You don't have to go broke to guarantee your family a Merry Christmas. Try out these money-saving tips and skip the holiday shopping craze.
The holidays can be wallet-draining. We feel pressured into spending money on big presents, elaborate meals, showy house decorations, charities, and travel. It adds up!
Now more and more people are questioning the true meaning of the holidays for them. Some people find that Christmas leaves their home cluttered with items and struggling to appreciate them. Some are also discovering the emphasis on “stuff” is stressful and distracting from focusing on quality relationships with their loved ones. There is also conversation around the environmental impacts of present-giving and gift wrap, not the mention the financial drain and credit card debt associated with this time of year.

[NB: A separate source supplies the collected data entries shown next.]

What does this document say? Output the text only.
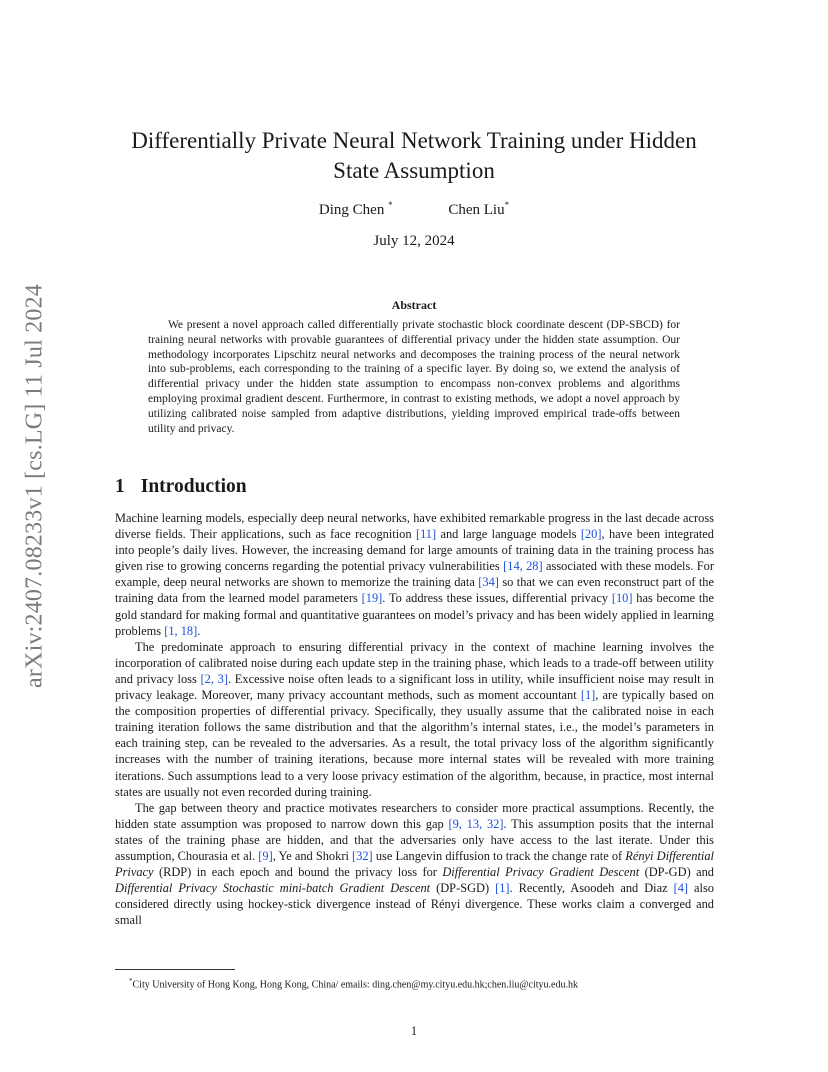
arXiv:2407.08233v1 [cs.LG] 11 Jul 2024
Differentially Private Neural Network Training under Hidden State Assumption
Ding Chen *	Chen Liu*
July 12, 2024
Abstract

We present a novel approach called differentially private stochastic block coordinate descent (DP-SBCD) for training neural networks with provable guarantees of differential privacy under the hidden state assumption. Our methodology incorporates Lipschitz neural networks and decomposes the training process of the neural network into sub-problems, each corresponding to the training of a specific layer. By doing so, we extend the analysis of differential privacy under the hidden state assumption to encompass non-convex problems and algorithms employing proximal gradient descent. Furthermore, in contrast to existing methods, we adopt a novel approach by utilizing calibrated noise sampled from adaptive distributions, yielding improved empirical trade-offs between utility and privacy.

1 Introduction

Machine learning models, especially deep neural networks, have exhibited remarkable progress in the last decade across diverse fields. Their applications, such as face recognition [11] and large language models [20], have been integrated into people’s daily lives. However, the increasing demand for large amounts of training data in the training process has given rise to growing concerns regarding the potential privacy vulnerabilities [14, 28] associated with these models. For example, deep neural networks are shown to memorize the training data [34] so that we can even reconstruct part of the training data from the learned model parameters [19]. To address these issues, differential privacy [10] has become the gold standard for making formal and quantitative guarantees on model’s privacy and has been widely applied in learning problems [1, 18].

The predominate approach to ensuring differential privacy in the context of machine learning involves the incorporation of calibrated noise during each update step in the training phase, which leads to a trade-off between utility and privacy loss [2, 3]. Excessive noise often leads to a significant loss in utility, while insufficient noise may result in privacy leakage. Moreover, many privacy accountant methods, such as moment accountant [1], are typically based on the composition properties of differential privacy. Specifically, they usually assume that the calibrated noise in each training iteration follows the same distribution and that the algorithm’s internal states, i.e., the model’s parameters in each training step, can be revealed to the adversaries. As a result, the total privacy loss of the algorithm significantly increases with the number of training iterations, because more internal states will be revealed with more training iterations. Such assumptions lead to a very loose privacy estimation of the algorithm, because, in practice, most internal states are usually not even recorded during training.

The gap between theory and practice motivates researchers to consider more practical assumptions. Recently, the hidden state assumption was proposed to narrow down this gap [9, 13, 32]. This assumption posits that the internal states of the training phase are hidden, and that the adversaries only have access to the last iterate. Under this assumption, Chourasia et al. [9], Ye and Shokri [32] use Langevin diffusion to track the change rate of Rényi Differential Privacy (RDP) in each epoch and bound the privacy loss for Differential Privacy Gradient Descent (DP-GD) and Differential Privacy Stochastic mini-batch Gradient Descent (DP-SGD) [1]. Recently, Asoodeh and Diaz [4] also considered directly using hockey-stick divergence instead of Rényi divergence. These works claim a converged and small

*City University of Hong Kong, Hong Kong, China/ emails: ding.chen@my.cityu.edu.hk;chen.liu@cityu.edu.hk
1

There are all sorts of new holiday traditions that people are trying these days to opt out from the rat race of buying gifts, holiday sales, trend-following, and present-wrapping. Here’s a selection of ideas to prevent you from running up a credit card tab in order to pay for holiday gifts and all the other expenses that accompany this time of year.
One of the best ways to reduce the costs of expensive family meals is to host a potluck. While Thanksgiving has already come and gone, this idea can still work for any upcoming Christmas, Hanukkah, New Years, or other holiday parties you may have on your agenda. Ask every guest coming to dinner to sign up to bring an item. You can even limit spots in different item categories to make sure your guests branch out from only bringing desserts and drinks.
Potlucks are a great way to increase gratefulness and learn more about each other while cutting down on the holiday spending that goes into hosting a large meal for a lot of people: Guests often bring dishes with personal significance, and the act of sharing is very heartwarming.
Here are some other ideas for hosting a large family meal on a budget.
Giving thanks rituals
Families have been coming up with creative ways to practice gratitude for the things they already have instead of focusing on material possessions. These rituals can replace more traditional gift ideas or holiday traditions, such as decorating.
For example, instead of spending money on traditional holiday decor, you can have children write down things for which they are thankful and display them on the mantle or somewhere else in your home. You can even make a paper chain out of the gratitudes and hang them in a safe place in your home.
At Christmas dinner, you can go around and state the things for which you are grateful. This is an especially great option in lieu of prayer for families that are not religious. It also distracts everyone from thinking about presents.
Using stockings to leave notes is another creative way to incorporate thankfulness into the holiday season: You can have everyone in the family put anonymous compliments in others’ stockings to spread positive cheer and holiday spirit. This can take the place of stocking stuffers, and the best part: It doesn’t cost any money.
Secret Santa gift exchange
Instead of requiring everyone in the family to give a great gift to every other family member, you can choose to do a Secret Santa gift exchange. This option is wonderful for families on tight budgets because each person only has to put thought and money into one present instead of spending all that extra money on multitudes of gifts.
With a Secret Santa gift exchange, you have time to think of something great, personal, and affordable. You will be able to spend more on that one gift than you would have otherwise, but can also keep it within budget. This will make for a much less frustrating and stressful shopping season for everyone.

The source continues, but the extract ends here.